- Born: April 24, 1945 (age 80)
- Education: BA in graphic design, Brighton College of Art; MA in Arts, Royal College of Art;
- Occupations: Graphic designer; art director;
- Known for: Designing the Rolling Stones' tongue and lips logo
- Notable work: The Rolling Stones logo; Tour posters and promotional material for The Rolling Stones; Logo for Van der Graaf Generator;
- Website: johnpasche.com

= John Pasche =

British art designer (born 1945)

John Pasche (born 24 April 1945) is a British graphic designer and art director. A Brighton College of Art graduate with an MA from the Royal College of Art, Pasche is best known for being the designer of the tongue and lips logo for The Rolling Stones. Aside from their logo, he has also worked with The Rolling Stones on some of their tour posters and other promotional material throughout the early to mid 1970s.

==Life and career==
Pasche completed his BA degree in graphic design from the Brighton College of Art between 1963 and 1967. He completed his MA at the Royal College of Art in London from 1967 to 1970.

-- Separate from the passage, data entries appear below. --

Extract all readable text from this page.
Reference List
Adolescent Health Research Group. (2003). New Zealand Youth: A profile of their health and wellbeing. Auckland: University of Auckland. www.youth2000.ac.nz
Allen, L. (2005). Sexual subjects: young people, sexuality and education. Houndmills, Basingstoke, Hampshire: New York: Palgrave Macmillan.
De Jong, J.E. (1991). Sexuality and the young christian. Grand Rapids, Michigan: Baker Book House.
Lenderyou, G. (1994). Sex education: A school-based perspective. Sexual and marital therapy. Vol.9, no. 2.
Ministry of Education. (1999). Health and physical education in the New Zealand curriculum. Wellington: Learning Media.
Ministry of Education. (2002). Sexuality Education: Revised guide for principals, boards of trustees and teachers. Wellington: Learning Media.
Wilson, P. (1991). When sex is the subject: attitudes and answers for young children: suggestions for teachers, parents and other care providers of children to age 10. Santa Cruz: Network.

While in his last year of study in 1970, Pasche was recommended by the college to design a poster for The Rolling Stones for their 1970 European tour. That same year, he was asked by Mick Jagger to design the logo for the band. Using Jagger's mention of Kali in the singer's design brief as inspiration, Pasche designed a tongue and lips logo that evoked the Hindu goddess' common depiction with her tongue sticking out. He was paid just £50 and a further £200 in 1972. Pasche sold his copyright of the logo to the Rolling Stones via its commercial arm (Musidor BV) for £26,000 in 1984. In 2008 the original artwork of the logo was sold in the US to the Victoria and Albert Museum for $92,500, about £71,000 in 2020. The design was revised by Craig Braun while he was designing the album package and was originally reproduced on the U.S. inner sleeve and cover of Sticky Fingers album released in April, 1971. In August 2008, the design was voted the greatest band logo of all time in an online poll conducted by Gigwise. Pasche worked with the Rolling Stones from 1970 until 1974 while he was Junior Art Director at Benton & Bowles advertising agency.

Between 1974 and 1977 he founded and managed Gull Graphics. Pasche later worked with Paul McCartney, The Who, The Stranglers and Dr. Feelgood. He also created the M. C. Escher–inspired band logo of Van der Graaf Generator that first appeared on their album Godbluff. He was art director at United Artists Music Division from 1978 until 1981. From 1981 to 1991 he was Creative Director of Chrysalis Records and he was Creative Director at the South Bank Centre from 1994 until 2005.